UG-GAS (Ugandan Inland Water Green-house Gas emissions) is a project funded by FRS-FNRS (PDR, 2024-2027)

Rivers and lakes are important components of the global carbon cycle and they emit significant amounts of CO2 and CH4, two potent green-house gases (GHGs). Yet, the estimates of GHG emissions from rivers and lakes remain highly uncertain. Tropical systems account for the large majority of the global CO2 and CH4 emissions from rivers and more than a third for lakes. The African continent that hosts 66% by surface of tropical lakes and 29% by surface of tropical streams and rivers.

The first goal of UG-GAS is to acquire CO2, CH4, and N2O dissolved concentrations in surface waters of the four major river basins (Achwa, Okot, Kafu, and Katonga) of Uganda.

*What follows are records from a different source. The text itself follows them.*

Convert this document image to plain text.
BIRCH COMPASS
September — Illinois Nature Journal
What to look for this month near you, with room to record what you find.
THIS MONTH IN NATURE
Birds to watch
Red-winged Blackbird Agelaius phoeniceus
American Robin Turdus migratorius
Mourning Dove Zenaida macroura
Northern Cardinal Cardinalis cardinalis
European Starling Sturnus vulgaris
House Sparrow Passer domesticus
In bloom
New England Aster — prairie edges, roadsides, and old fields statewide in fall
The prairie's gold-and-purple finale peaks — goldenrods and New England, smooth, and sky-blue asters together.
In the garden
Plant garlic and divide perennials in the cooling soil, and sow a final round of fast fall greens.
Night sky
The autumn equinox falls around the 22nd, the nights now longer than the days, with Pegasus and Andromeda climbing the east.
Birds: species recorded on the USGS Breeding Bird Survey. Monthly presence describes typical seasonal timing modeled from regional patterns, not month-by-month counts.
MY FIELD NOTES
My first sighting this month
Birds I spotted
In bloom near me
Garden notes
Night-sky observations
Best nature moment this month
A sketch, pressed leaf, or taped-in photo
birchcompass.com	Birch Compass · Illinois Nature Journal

We particularly aim at acquiring data in mountainous streams in the Mufumbiro, Nangeya and Rwenzori mountain ranges as well as in Mount Elgon and Mount Moroto. We will acquire data in 75 lakes in Uganda grouped into 6 clusters: the Albert Nile floodplain the Rwenzori, the Bunyonyi, the Kacheera, the Kibimba and the Wamala lake clusters.

This newly acquired data-set in lakes will be merged to existing data-sets from our previous projects and based on the resulting data-set of nearly 100 lakes, we will decipher the drivers of the variations of CO2, CH4, and N2O in these lakes from relations to lake attributes, catchment morphology and land cover, and other biogeochemical variables. We will carry a similar analysis of the drivers of CO2, CH4, and N2O in the collected data in rivers and streams of the four river basins. We will use the resulting statistical relations for lakes and rivers to model from spatial data-sets the dissolved CO2, CH4, and N2O concentrations and the emissions to the atmosphere in all of the inland waters of Uganda at country scale. The resulting up-scaled emissions of greenhouse gases at country scale will be compared to the fluxes given in Uganda’s National Inventory Report (NIR) of the United Nations Framework Convention on Climate Change (UNFCCC).